Few studies have accumulated long-term outcome data with conservative management of asymptomatic adnexal masses, the authors continued. The lack of informative evidence has posed a challenge to management of patients with lesions associated with minimal or no symptoms.
Ultrasonography offers a safe and relatively inexpensive approach to help clinicians discriminate between benign and malignant adnexal lesions, said Timmerman and colleagues. No previous studies had examined outcomes of conservative management for adnexal lesions found to be benign by ultrasound.
Investigators in 14 countries enrolled patients in a prospective cohort study of conservative management of adnexal masses newly diagnosed by ultrasonography. Eligible patients were age 18 or older and had at least one mass identified by ultrasonography for surgery or conservative management. Data analysis focused on the patients selected for conservative management, which included clinical follow-up with ultrasound at 3 and 6 months and then every 12 months.
Timmerman and colleagues reported findings from an interim analysis after 2 years of follow-up, and the primary outcomes were the incidence of spontaneous resolution, torsion, cyst rupture, and borderline or invasive malignancy confirmed by surgery.
Patients with a newly diagnosed adnexal mass (n=2,410, including those who did not have complete follow-up) had a median age of 48, and 45% were postmenopausal. In 61% of cases, the dominant mass was a unilocular cyst (single locule, no solid components).
That data showed that one fifth of the masses resolved spontaneously. An additional 16.1% of patients had surgical intervention for various reasons, including 2% who had surgery because of suspected malignancy. All-cause mortality for the cohort was 1.2%.

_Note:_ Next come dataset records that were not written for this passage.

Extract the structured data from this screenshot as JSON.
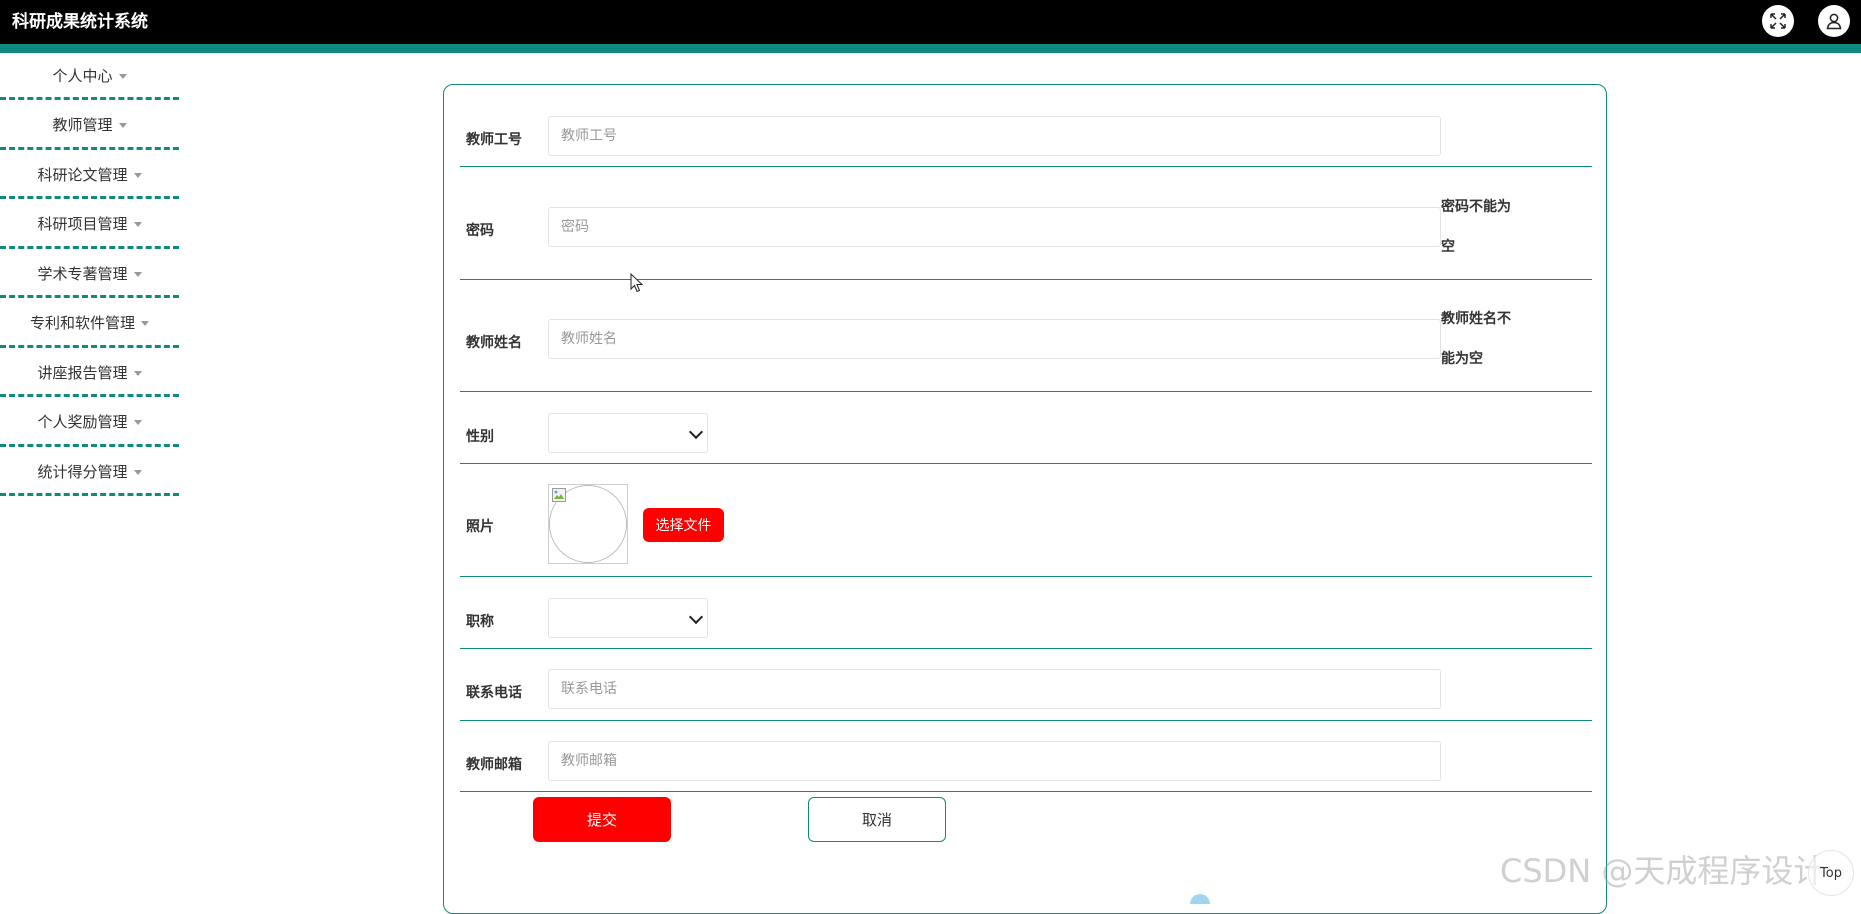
{
  "header": {
    "title": "科研成果统计系统",
    "icons": [
      "fullscreen-icon",
      "user-icon"
    ]
  },
  "sidebar": {
    "items": [
      {
        "label": "个人中心"
      },
      {
        "label": "教师管理"
      },
      {
        "label": "科研论文管理"
      },
      {
        "label": "科研项目管理"
      },
      {
        "label": "学术专著管理"
      },
      {
        "label": "专利和软件管理"
      },
      {
        "label": "讲座报告管理"
      },
      {
        "label": "个人奖励管理"
      },
      {
        "label": "统计得分管理"
      }
    ]
  },
  "form": {
    "teacher_id": {
      "label": "教师工号",
      "placeholder": "教师工号",
      "value": ""
    },
    "password": {
      "label": "密码",
      "placeholder": "密码",
      "value": "",
      "error_line1": "密码不能为",
      "error_line2": "空"
    },
    "teacher_name": {
      "label": "教师姓名",
      "placeholder": "教师姓名",
      "value": "",
      "error_line1": "教师姓名不",
      "error_line2": "能为空"
    },
    "gender": {
      "label": "性别",
      "value": ""
    },
    "photo": {
      "label": "照片",
      "button": "选择文件"
    },
    "title": {
      "label": "职称",
      "value": ""
    },
    "phone": {
      "label": "联系电话",
      "placeholder": "联系电话",
      "value": ""
    },
    "email": {
      "label": "教师邮箱",
      "placeholder": "教师邮箱",
      "value": ""
    },
    "submit": "提交",
    "cancel": "取消"
  },
  "colors": {
    "accent": "#0f8a7c",
    "primary_button": "#ff0000",
    "topbar": "#000000"
  },
  "overlay": {
    "watermark": "CSDN @天成程序设计",
    "top_button": "Top"
  }
}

The remaining key outcomes were as follows:
- Invasive malignancy at surgery: 0.4%
- Borderline tumors: 0.3%
- Torsion: 0.4%
- Cyst rupture: 0.2%
"Our results suggest that the risk of malignancy and acute complications is low if adnexal masses with benign ultrasound morphology are managed conservatively," the authors concluded. "This information could lead to a reduction in the number of women who undergo surgery for benign adnexal pathology."
Timmerman reported having no conflicts of interest; Bourne disclosed relationships with Samsung Medison, Roche Diagnostics, and GE Healthcare.

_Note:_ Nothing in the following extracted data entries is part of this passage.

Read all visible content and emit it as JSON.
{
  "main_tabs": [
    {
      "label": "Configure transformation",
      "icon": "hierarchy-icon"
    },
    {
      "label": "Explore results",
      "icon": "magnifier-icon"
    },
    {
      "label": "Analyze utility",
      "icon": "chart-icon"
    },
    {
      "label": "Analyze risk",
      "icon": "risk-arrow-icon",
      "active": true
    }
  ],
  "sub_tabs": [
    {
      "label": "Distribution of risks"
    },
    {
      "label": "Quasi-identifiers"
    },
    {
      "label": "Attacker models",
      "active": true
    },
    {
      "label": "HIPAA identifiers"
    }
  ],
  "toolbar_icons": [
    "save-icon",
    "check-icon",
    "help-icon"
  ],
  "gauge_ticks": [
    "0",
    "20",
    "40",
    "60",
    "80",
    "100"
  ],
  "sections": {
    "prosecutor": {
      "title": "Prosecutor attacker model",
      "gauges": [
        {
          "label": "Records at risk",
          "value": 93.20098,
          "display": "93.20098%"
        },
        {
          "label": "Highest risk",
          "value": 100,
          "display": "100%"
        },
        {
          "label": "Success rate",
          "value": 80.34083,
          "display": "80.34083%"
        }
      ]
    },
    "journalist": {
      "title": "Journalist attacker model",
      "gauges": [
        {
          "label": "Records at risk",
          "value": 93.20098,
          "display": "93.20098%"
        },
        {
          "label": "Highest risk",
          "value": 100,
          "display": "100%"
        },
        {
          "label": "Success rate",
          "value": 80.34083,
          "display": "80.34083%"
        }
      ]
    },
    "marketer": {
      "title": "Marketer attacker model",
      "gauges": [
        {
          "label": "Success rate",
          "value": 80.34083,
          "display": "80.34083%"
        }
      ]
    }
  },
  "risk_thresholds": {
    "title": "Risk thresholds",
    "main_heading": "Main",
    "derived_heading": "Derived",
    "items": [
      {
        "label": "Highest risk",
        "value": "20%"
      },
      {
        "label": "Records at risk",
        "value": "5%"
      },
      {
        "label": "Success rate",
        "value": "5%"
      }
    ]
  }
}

May and Oza reporting having no relevant disclosures.
Ovarian cyst - Treatment - NHS
Any woman who is experiencing estrogen overload or estrogen dominance vocal Cord Surgery Hits High Notes for Grammy Winners one of the most common hormonal imbalance situations is at risk of developing ovarian cysts that become symptomatic. Pain or pressure can be caused by a number of factors, such as size, bleeding, or the bursting of a cyst, which irritates the abdominal tissues. This is called a laparoscopy. Experts dont know why some cysts break open and some do not. Symptoms like these need treatment right away. Treatment for...

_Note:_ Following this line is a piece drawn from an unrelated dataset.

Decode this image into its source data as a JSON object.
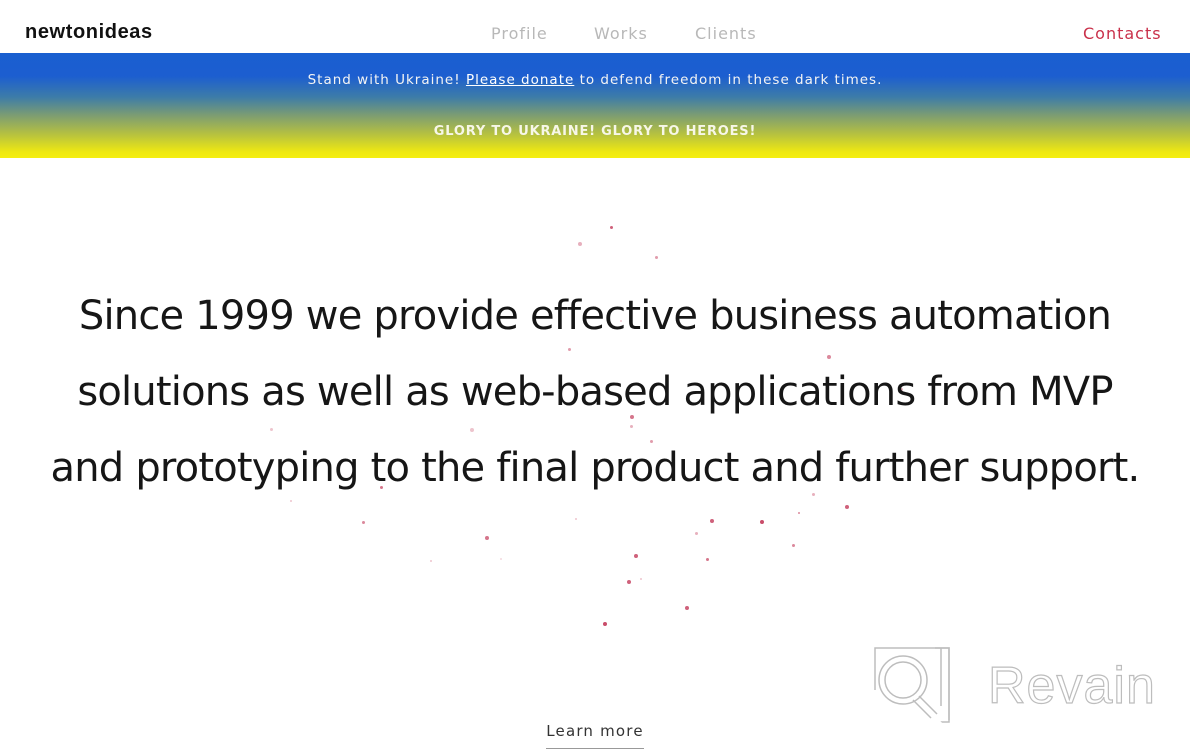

However, you may need surgery if flu Season Far From Over, CDC Says the cyst is suspicious for cancer or if the cyst ruptures or twists (known as torsion or is too large. The surgery may be minimally colonoscopy Misses More Adenomas Than Thought invasive (a laparoscopy). Abnormal ovarian cysts, such as polycystic ovarian disease, may also occur patients Describe Problems Accessing IBD Care as the result of an imbalance of female hormones (estrogen and progesterone). Sometimes, however, this process does not conclude appropriately, causing the most common type of ovarian cyst: functional cysts.